Chancellor tells Tory critics: "There is nothing Conservative about spending money that you haven’t got."
Jeremy Hunt
Jeremy Hunt

Jeremy Hunt has hit back at Jacob Rees-Mogg after the former cabinet minister attacked his plans for tax rises.

The chancellor yesterday set out £55bn of tax hikes and spending cuts, which he said was necessary to fill a black hole in the government’s finances.

But Rees-Mogg said the £25bn of tax rises were an “easy option” and instead Hunt should have looked at the “efficiency of government”.

Speaking to Sky News on Friday morning, Hunt insisted his autumn statement was “a very Conservative package”.

“What I would say to my Conservative colleagues is there is nothing Conservative about spending money that you haven’t got.

“There is nothing Conservative about not tackling inflation, there is nothing Conservative about ducking difficult decisions that put the economy on track.

“And we’ve done all of those things and that is why this is a very Conservative package to make sure we sort out the economy.”

Hunt’s plans have been met with grim assessments of the financial hit facing the public.

According to the Office of Budget Responsibility (OBR) living standards are set to fall by 7% over the next two years - the biggest fall since records began in 1956.
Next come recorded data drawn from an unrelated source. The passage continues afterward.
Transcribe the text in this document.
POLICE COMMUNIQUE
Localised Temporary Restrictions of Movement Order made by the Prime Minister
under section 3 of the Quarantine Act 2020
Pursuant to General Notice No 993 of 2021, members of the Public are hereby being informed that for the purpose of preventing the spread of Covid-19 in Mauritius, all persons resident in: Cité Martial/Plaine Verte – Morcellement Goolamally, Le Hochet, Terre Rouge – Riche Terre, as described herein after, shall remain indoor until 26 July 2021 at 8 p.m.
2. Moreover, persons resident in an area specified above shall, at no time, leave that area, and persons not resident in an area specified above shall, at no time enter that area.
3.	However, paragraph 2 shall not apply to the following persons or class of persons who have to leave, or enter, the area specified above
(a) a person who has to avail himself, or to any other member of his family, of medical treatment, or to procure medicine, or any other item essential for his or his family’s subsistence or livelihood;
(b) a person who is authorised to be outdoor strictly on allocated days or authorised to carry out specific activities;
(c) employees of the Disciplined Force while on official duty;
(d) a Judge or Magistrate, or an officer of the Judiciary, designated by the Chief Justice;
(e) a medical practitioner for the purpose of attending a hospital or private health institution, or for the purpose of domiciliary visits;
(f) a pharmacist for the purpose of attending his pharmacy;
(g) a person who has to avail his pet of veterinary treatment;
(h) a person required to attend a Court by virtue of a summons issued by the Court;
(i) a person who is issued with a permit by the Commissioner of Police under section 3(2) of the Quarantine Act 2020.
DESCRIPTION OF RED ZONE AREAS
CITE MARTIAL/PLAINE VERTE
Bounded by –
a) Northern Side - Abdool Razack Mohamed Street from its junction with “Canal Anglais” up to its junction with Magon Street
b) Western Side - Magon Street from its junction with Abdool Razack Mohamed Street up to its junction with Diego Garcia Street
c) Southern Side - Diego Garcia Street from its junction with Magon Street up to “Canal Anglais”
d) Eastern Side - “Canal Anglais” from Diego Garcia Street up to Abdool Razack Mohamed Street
The UK is already in recession and unemployment is expected to rise by more than 500,000.

Taxes are set to reach their highest level as a share of national income since the end of the Second World War.

The Resolution Foundation said British workers were now living through a two-decade 15,000 a year wage stagnation costing £15,000.

According to the economic think-tank, real wages are now not expected to return to their 2008 level until 2027.

Rishi Sunak and Hunt have argued much of the blame for rampaging inflation and economic turmoil on global factors including Russia’s invasion of Ukraine.

But the prime minister and chancellor are also having to try and fix the damage done by Liz Truss’ mini-Budget in September.

Labour has accused the government of having “picked the pockets” of voters.

“The Conservatives would have us believe that they are not responsible for the last 12 years of failure. In doing so they take the British people for fools,” shadow chancellor Rachel Reeves said.